Nous vivons une période où, au-delà des divers délires dits « complotistes », il est nécessaire de garder raison et de ne pas sombrer dans la paralysie de l’esprit critique. Paralysie dont, justement, le « complotisme » est un facteur viral déterminant. Ce que ce texte d’Erick Corrêa démontre c’est la capacité de collectivités locales, mobilisées et en révolte, à affronter une situation sanitaire dont les causes sont avant tout sociales et politiques ; ancrées dans le fonctionnement du système capitaliste et des mesures destructrices des politiques néolibérales. Contre les états d’urgences sanitaires, variantes masquées (et pour cause…) de l’Etat d’exception des seigneurs du monde, des exemples comme celui des habitants de Paraisopolis (un nom qui dit tout !) montrent une autre voie, les possibles d’un autre monde.

Traduction : Rosa Basiluzzo

« Il n’existe pas de nouvelle normalité, à peine une façon de maquiller le génocide des habitants des favelas » [1]

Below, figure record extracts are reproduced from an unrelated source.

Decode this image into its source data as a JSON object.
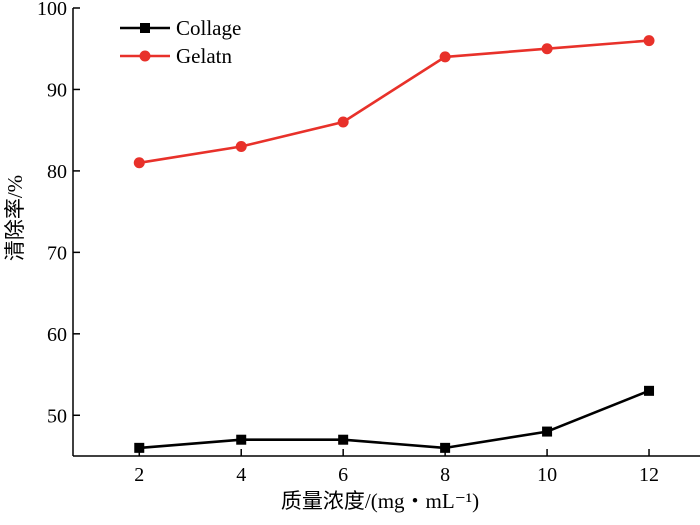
{
  "chart_data": {
    "type": "line",
    "title": "",
    "xlabel": "质量浓度/(mg・mL⁻¹)",
    "ylabel": "清除率/%",
    "x": [
      2,
      4,
      6,
      8,
      10,
      12
    ],
    "xticks": [
      2,
      4,
      6,
      8,
      10,
      12
    ],
    "yticks": [
      50,
      60,
      70,
      80,
      90,
      100
    ],
    "xlim": [
      0.7,
      13.0
    ],
    "ylim": [
      45,
      100
    ],
    "grid": false,
    "legend_position": "top-left",
    "series": [
      {
        "name": "Collage",
        "color": "#000000",
        "marker": "square",
        "values": [
          46,
          47,
          47,
          46,
          48,
          53
        ]
      },
      {
        "name": "Gelatn",
        "color": "#e8312a",
        "marker": "circle",
        "values": [
          81,
          83,
          86,
          94,
          95,
          96
        ]
      }
    ]
  }
}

Au Brésil, il existe un discours public qui associe la propagation des maladies épidémiques aux favelas et aux zones périphériques des villes du pays. Il s’appuie sur des bulletins épidémiologiques et des cartes produites par les organes officiel de l’État fédéral a partir d’une approche globale qui cache souvent des réalités propres aux métropoles. En temps de crise, de tels instruments alimentent la stigmatisation des territoires marginalisés en les appréhendant comme des foyers à risque pour la sécurité sanitaire comme pour la sécurité publique.

Toutefois, le 23 juin 2020, une étude menée par Pólis, une association de São Paulo militant pour le droit à la ville, a présenté un contrepoint important à ce discours. Intitulée La pandémie des inégalités , elle met en lumière le cas de la favela de Paraisópolis qui, le 18 mai, présentait un taux de mortalité par la Covid-19 de 21,7 personnes pour 100 000 habitant·es, soit un indice inférieur à la moyenne municipale qui s’élevait à 56,2.

Dès lors, les experts en santé publique ont reconnu dans les pratiques d’autodéfense sanitaire mises en œuvre par les habitant·es et les organisations communautaires de cette favela, un exemple avancé en matière de lutte contre le virus. Rapidement, la presse nationale et internationale – à l’instar de The Washington Post – a fait état des résultats positifs obtenus par cette communauté dans le combat contre le coronavirus.

« Le virus est démocratique, mais nous vivons dans un pays qui ne l’est pas »

Lorsqu’on parle d’un pays de dimension continentale comme le Brésil, il est nécessaire de considérer sa réalité complexe, hétérogène, qui se traduit par une multiplicité de différences culturelles et des inégalités socio-économiques hors-norme.

De plus, c’est un pays situé à la périphérie du système capitaliste. Pour cette raison, il ne faut pas perdre de vue que Paraisópolis n’intègre qu’une partie du vaste réseau des bidonvilles et des banlieues pauvres existant dans le pays. Rien que dans la capitale de l’État de São Paulo, environ deux millions de personnes vivent dans ces territoires. Et géographiquement comme économiquement, ces favelas sont situées à la périphérie de la périphérie du système.